DOCUMENT BFMTV. Affaire Bétharram: des victimes dénoncent dans une lettre "un système criminel organisé"

Le collectif des victimes de violences physiques et sexuelles vécues à Notre-Dame-de-Bétharram (Pyrénées-Atlantiques) a remis, ce jeudi 27 janvier, une lettre au procureur de la République de Pau pour demander une enquête sur l'ensemble des faits évoqués par leurs plaintes.
Plusieurs décennies après les faits, commis des années 1950 aux années 2000, le parquet de Pau a ouvert en février 2024 une enquête préliminaire à la suite du dépôt d'une vingtaine de plaintes d'anciens élèves de cet établissement catholique béarnais.

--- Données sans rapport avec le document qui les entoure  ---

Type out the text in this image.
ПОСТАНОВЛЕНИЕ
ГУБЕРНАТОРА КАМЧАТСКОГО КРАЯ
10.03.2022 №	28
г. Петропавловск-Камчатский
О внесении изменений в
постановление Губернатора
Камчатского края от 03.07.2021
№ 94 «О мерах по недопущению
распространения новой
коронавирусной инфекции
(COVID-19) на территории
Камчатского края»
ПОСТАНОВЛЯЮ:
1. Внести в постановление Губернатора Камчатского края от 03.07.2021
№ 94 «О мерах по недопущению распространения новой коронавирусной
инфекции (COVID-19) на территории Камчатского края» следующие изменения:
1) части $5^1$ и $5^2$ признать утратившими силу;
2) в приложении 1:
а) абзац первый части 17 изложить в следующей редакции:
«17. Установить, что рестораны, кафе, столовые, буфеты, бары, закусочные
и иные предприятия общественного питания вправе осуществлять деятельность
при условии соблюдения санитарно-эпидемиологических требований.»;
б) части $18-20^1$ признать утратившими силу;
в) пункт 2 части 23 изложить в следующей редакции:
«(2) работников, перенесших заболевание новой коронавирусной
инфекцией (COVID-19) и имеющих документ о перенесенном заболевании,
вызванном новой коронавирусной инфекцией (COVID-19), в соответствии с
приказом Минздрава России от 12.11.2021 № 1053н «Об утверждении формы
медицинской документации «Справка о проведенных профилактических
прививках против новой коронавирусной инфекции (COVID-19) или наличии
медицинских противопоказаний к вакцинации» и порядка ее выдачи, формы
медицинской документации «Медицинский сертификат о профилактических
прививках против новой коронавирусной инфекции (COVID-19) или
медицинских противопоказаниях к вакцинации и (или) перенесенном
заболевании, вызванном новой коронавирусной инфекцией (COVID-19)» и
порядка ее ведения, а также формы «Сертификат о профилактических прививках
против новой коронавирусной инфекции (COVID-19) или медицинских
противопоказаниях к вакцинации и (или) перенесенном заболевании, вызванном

À ce jour, 152 plaintes, pour viols, violences physiques ou sexuelles, ont été déposées, dont 40 nouvelles présentées ce jeudi, selon le porte-parole du collectif des victimes, Alain Esquerre. Il ne s'agit pas de plaintes officiellement déposées, mais de "lettres plaintes", dans lesquelles les victimes décrivent les faits qu'elles ont subis.
"Rafale de baffes"
Parmi ces 40 nouvelles plaintes, 18 portent sur des faits de nature sexuelle. BFMTV a pris connaissance de leur contenu. Il y est dénoncé plusieurs faits, notamment une fessée avec une grande règle en bois sur un enfant de 12 ans.
Mais aussi une "rafale de baffes" sur un enfant de 13 ans, une agression sexuelle sur un enfant de 12 ans, ainsi qu'un viol sur un autre garçon, lui aussi âgé de 12 ans. Dans l'une de ces plaintes, il est question d'un enfant de dix ans à qui l'on demande d'être nu pour la confession et qui subit des attouchements.
Un "système criminel organisé"
Dans la lettre de trois pages remise au procureur jeudi que BFMTV a pu consulter, le collectif qualifie de Notre-Dame-de-Betharram de "système criminel organisé et structuré, couvrant plusieurs décennies, au sein duquel des violences sexuelles, physiques et psychologiques ont été commises dans un cadre institutionnel favorisant l’impunité des agresseurs."
Vendredi dernier, une information judiciaire a été ouverte. Seul un homme, un ex-surveillant général de Bétharram, a été mis en examen pour viol et placé en détention provisoire. Tous les autres visés par les plaintes, des prêtres ou des surveillants laïcs, sont soit morts soit protégés par la prescription. La prescription désigne la durée au-delà de laquelle une action en justice n'est plus recevable.
Les membres du collectif de victimes estiment que l'instruction en cours est "insuffisante au regard de l’ampleur des infractions commises et des responsabilités impliquées". Ils veulent qu'elle soit étendue aux faits prescrits qui représentent pour l'instant l'immense majorité des faits dénoncés.
"L'application mécanique de la prescription est inadaptée lorsque la dissimulation institutionnelle a empêché la révélation des faits dans les délais légaux", affirme leur lettre, qui plaide pour le "réexamen de toutes les plaintes classées pour prescription".
Des cas de strangulation
Le collectif demande aussi "la requalification des faits en actes de torture et de barbarie", dénonçant notamment des "punitions sadiques", des "arrachages de cheveux", des coups et des cas de strangulation et des piqûres à l'eau "pour terroriser les enfants. Les victimes souhaitent "la mise en examen de l’institution pour complicité d’abus et crimes en bande organisée".
"Les faits démontrent que ces crimes n’étaient pas isolés, mais qu’ils s’inscrivaient dans un schéma systémique de violences, marqué par une dissimulation institutionnelle, une obstruction active à la justice et des complicités internes ayant permis aux auteurs de ces crimes d’agir en toute impunité pendant plusieurs décennies", affirment-elles.
Une soixantaine de membres du collectif, uniquement des hommes, se sont rendues jeudi au palais de justice de Pau pour un temps d'échange avec le procureur de la République. "On ne peut plus dire à des victimes 'C'est prescrit'. Ce n'est plus suffisant parce qu'elles peuvent être amnésiques traumatiques et avoir une remontée de leur trauma à un moment où le dossier est prescrit", a lancé à la presse l'une des victimes, Pascal Gélie, avant de rencontrer le procureur.